Deep Cuts in Andean Drug Program Proposed February 23, 2007
News Summary
The antidrug budget proposed by President Bush includes a rare proposal to trim funding for an overseas drug-interdiction program, the Washington Times reported Feb. 17.
The Bush budget calls for spending $442.8 million on the Andean Counterdrug Initiative, 23 percent less than last year and down 40 percent from two years ago. The program provides funding to local programs aimed at reducing illicit-drug trafficking, but has been criticized by some leaders in the region, U.S. counterdrug officials, and Congressional lawmakers.
"It would be the largest across-the-board reduction in aid since the war on drugs began," said one U.S. diplomatic official of the budget proposal.
Programs in Peru and Bolivia would be most affected by the cuts, but Hugo Acha, a Bolivian drug-policy consultant, said, "There is no point in the U.S. giving aid if the objectives are not being met.

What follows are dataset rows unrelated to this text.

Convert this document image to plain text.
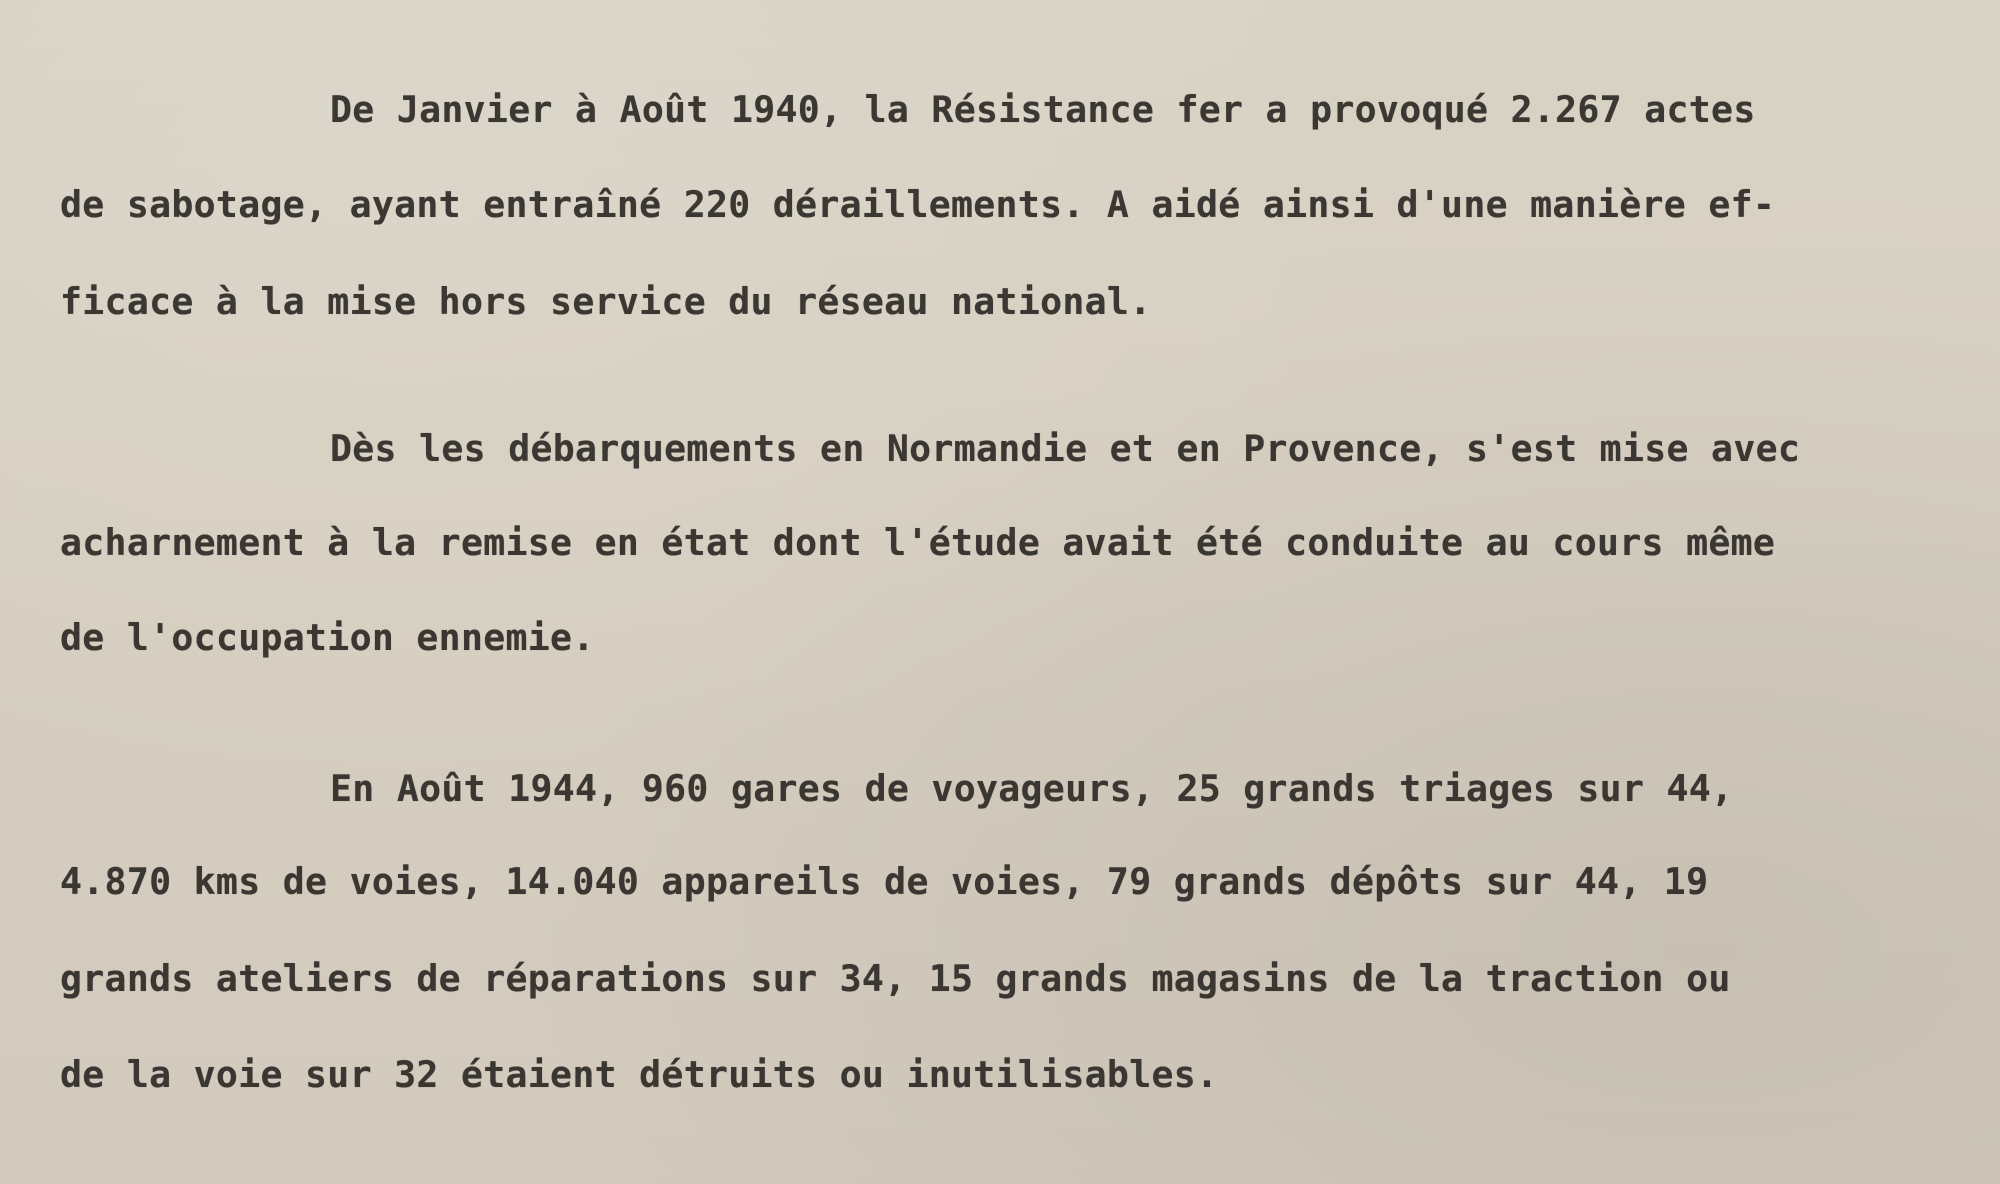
De Janvier à Août 1940, la Résistance fer a provoqué 2.267 actes
de sabotage, ayant entraîné 220 déraillements. A aidé ainsi d'une manière ef-
ficace à la mise hors service du réseau national.
Dès les débarquements en Normandie et en Provence, s'est mise avec
acharnement à la remise en état dont l'étude avait été conduite au cours même
de l'occupation ennemie.
En Août 1944, 960 gares de voyageurs, 25 grands triages sur 44,
4.870 kms de voies, 14.040 appareils de voies, 79 grands dépôts sur 44, 19
grands ateliers de réparations sur 34, 15 grands magasins de la traction ou
de la voie sur 32 étaient détruits ou inutilisables.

The war on drugs appears to have become a mere formality."
Peruvian Prime Minister Jorge del Castillo countered, "Peru should receive more aid rather than having it cut, in view of the magnitude of the problem we face, which is equal to Colombia." Peruvian government officials plan to travel to Washington to argue against the cuts.
Romulo Pizarro, Peru's top counternarcotics official, said the Bush administration apparently wants to shift the money to the war in Iraq. But Secretary of State Condoleezza Rice said the funds were being shifted to more effective programs. "It's not just an across-the-board, mindless cut on Latin America," she said. "There are some places, for instance, Bolivia, where our opportunities are somewhat more limited than they've been because of the nature of the government there." Bolivia's president, Evo Morales, is former head of the nation's coca grower's union.